The band’s biggest and most ubiquitous hit was also the one the very nearly broke them up for good. In 2007, Gano agreed to sell the song’s rights to — WTF? — the Wendy’s fast-food chain, a development that caused a massive rift (and a lawsuit) between Gano and Ritchie. (The two have obviously reconciled.) The song later appeared on the ‘80s-inspired soundtrack for the film Grosse Point Blank and a 2012 TV commercial for Hewlett-Packard. Today, fans routinely hear it at sports stadiums. “That really makes me smile,” says Gano.

“Used to Be,” Why Do Birds Sing?, 1991

This wistful number holds a close place in Gano’s heart, but not because of the song’s pretty arrangement or sentiment.

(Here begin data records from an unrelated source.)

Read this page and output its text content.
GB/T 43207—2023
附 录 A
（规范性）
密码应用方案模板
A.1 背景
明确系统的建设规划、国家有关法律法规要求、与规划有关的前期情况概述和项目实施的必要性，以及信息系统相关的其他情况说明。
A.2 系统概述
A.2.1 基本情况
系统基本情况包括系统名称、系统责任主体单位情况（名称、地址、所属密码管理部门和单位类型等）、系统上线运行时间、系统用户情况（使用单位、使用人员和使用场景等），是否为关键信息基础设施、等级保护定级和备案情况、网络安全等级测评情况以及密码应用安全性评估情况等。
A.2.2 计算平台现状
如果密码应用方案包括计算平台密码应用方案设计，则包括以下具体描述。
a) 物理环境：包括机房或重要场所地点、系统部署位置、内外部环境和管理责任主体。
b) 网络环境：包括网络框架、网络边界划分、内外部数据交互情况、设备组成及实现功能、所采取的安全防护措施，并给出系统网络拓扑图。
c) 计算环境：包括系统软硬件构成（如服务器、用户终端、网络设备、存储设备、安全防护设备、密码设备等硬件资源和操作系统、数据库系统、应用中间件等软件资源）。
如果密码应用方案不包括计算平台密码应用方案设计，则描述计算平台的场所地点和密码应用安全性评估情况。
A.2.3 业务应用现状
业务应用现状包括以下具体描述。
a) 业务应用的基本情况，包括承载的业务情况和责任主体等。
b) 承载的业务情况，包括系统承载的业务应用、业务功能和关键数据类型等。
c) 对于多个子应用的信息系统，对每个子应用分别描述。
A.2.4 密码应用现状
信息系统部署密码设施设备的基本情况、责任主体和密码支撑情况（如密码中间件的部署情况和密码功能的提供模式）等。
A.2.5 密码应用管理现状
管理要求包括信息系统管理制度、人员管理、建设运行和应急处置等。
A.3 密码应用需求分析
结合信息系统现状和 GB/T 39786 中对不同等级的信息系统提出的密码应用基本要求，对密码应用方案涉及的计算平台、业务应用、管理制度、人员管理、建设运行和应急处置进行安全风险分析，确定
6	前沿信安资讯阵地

It’s because Pyx Lax, a popular Greek rock band, covered and recorded it, adjusting few of the lyrics and switching the name of the song to “Happiness.”

“I’ve occasionally sung it in Greek,” Gano admits. “I think it actually sounds better.”

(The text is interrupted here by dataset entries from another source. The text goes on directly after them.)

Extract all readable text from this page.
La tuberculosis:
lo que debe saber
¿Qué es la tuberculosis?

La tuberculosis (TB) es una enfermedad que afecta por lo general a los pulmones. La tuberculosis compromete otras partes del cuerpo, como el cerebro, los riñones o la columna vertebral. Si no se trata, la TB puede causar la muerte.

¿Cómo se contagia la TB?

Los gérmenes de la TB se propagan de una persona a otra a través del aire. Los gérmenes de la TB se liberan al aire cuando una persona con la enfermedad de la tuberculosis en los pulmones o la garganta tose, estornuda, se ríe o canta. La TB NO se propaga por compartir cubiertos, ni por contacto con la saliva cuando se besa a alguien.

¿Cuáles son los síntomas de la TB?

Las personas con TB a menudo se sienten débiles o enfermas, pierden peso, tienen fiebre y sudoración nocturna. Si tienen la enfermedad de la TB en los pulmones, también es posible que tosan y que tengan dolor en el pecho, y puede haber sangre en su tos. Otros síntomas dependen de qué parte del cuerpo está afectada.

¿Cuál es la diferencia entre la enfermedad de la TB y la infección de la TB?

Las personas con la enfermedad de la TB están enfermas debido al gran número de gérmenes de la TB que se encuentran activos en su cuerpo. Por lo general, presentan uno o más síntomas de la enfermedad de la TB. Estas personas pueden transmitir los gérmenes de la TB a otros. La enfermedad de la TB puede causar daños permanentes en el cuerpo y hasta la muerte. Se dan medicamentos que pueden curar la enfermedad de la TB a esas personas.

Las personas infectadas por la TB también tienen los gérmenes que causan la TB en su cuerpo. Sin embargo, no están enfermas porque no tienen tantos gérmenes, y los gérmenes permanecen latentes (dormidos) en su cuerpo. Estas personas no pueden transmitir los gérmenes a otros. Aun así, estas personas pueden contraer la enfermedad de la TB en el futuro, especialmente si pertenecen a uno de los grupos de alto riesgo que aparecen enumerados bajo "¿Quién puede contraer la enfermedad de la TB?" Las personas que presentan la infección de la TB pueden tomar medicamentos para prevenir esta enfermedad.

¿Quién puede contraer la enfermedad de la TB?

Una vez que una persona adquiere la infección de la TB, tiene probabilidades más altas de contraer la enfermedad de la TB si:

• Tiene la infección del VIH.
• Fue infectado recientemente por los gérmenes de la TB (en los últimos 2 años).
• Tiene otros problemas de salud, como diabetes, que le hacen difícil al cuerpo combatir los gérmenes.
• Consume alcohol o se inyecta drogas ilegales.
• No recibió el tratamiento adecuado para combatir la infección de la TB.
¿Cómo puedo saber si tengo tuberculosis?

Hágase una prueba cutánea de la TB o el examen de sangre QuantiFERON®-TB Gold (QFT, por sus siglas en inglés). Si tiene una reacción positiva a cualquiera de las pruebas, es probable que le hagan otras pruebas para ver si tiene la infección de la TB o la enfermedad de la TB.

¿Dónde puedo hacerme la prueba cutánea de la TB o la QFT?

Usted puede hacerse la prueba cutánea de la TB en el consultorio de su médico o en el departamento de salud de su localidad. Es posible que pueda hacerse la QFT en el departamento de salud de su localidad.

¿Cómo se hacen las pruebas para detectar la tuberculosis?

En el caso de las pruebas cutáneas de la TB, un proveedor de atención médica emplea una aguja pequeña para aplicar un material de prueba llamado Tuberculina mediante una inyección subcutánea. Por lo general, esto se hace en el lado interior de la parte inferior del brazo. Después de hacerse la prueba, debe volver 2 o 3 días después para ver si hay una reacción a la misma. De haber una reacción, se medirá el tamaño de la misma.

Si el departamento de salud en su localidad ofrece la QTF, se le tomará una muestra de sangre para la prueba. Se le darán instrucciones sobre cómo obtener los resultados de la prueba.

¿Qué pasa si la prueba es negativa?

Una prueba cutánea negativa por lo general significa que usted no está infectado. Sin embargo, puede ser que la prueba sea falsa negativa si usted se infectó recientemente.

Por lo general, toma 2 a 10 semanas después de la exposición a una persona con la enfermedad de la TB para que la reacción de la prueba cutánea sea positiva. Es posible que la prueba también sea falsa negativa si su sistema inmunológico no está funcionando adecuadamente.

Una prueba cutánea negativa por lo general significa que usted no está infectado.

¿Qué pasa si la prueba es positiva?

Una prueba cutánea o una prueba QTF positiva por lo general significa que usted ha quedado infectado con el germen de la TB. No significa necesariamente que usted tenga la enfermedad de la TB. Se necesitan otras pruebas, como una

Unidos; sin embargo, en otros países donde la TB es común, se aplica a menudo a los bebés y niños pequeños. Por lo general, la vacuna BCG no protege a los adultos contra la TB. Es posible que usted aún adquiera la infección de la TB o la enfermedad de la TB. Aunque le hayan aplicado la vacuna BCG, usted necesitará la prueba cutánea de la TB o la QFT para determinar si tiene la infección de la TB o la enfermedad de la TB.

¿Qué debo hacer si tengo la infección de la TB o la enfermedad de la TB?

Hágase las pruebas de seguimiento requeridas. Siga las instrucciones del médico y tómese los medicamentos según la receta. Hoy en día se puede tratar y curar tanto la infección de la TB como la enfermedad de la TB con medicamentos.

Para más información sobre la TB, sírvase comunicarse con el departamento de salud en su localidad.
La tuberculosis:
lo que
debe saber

“Add it Up,” Violent Femmes, 1983

It’s tough to even contemplate, but one of the most essential songs from the band’s essential debut album came perilously close to being banished to the dustbin. The trio was prepping to play a gig in a coffee shop, well before the album was recorded.

“Brian looked at me and said, ‘Let’s not do that song,’” Gano recalls. “I was really surprised. He was like, ‘It’s boring.’ I said ‘Why?’ and he responded, “It’s just two chords.’”

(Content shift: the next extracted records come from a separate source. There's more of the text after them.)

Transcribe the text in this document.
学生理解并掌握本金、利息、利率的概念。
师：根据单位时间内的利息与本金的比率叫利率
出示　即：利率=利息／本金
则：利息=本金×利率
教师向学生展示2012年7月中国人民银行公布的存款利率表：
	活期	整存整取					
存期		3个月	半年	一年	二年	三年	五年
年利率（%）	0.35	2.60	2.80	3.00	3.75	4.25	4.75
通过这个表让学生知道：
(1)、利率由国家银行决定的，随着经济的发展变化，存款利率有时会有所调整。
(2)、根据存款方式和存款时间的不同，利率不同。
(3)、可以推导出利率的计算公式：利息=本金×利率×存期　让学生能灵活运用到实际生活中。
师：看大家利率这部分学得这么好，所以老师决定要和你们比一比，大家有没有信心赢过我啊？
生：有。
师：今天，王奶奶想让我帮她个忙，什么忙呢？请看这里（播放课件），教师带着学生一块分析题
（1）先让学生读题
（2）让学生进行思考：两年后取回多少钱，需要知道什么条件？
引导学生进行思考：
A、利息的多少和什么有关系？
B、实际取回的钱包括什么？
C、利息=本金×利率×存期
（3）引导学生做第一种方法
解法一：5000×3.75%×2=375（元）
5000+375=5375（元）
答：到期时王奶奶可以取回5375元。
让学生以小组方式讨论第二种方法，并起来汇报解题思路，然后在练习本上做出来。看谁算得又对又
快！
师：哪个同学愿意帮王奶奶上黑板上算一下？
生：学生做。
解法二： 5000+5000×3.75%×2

Ritchie had a point — while the song’s lyrics are unforgettable, its structure isn’t exactly complex. Luckily for us, Gano stood firm. “I said, ‘Man, no, we’re still going to play that song. And I still don’t think it’s boring.”

“Jesus Walking on the Water,” The Blind Leading the Blind, 1986

It was a bit of a whiplash moment, after soaking in the rough, angst-meets-menace mix of the Femmes’ first album, to see Gano flash his religious side on the band’s second and third discs. But Gano is deeply spiritual; he’s the son of a minister who reads scripture daily.

“The song’s kind of evangelistic, and I’ve always kind of liked that about it,” he says. “But I also like the idea that it’s open to questioning.” One of the lines from the chorus is “What if it was true?”

Ironically, Gano says that line irritated some of the band’s Christian fans, who labeled the song anti-belief.

“Country Death Song,” Hallowed Ground, 1984

It’s still one of the creepiest songs the Violent Femmes ever recorded — the tale of an overwhelmed rural father who pushes his youngest daughter into a bottomless well. Gano blames his own minister father, who used to play old country songs for his kids.

“What’s prevalent in these songs is the worst, most terrible things happening,” says Gano. “I wanted to write a song like that.”

Mission accomplished. Still, not everyone’s a fan of the shocking subject matter. Gano’s sister, who has two kids of her own, refused to let him play it in her house.

Gano’s amused by the reaction — particularly because for more than two decades, his bandmates balked at recording “Big Car,” a song that ends in its own shocking oh-no-he-didn’t plot twist. It finally made it onto last year’s album We Can Do Anything.

‘I’m like, really, this is where you draw the line?” says Gano incredulously. “It finally made it past the censors.”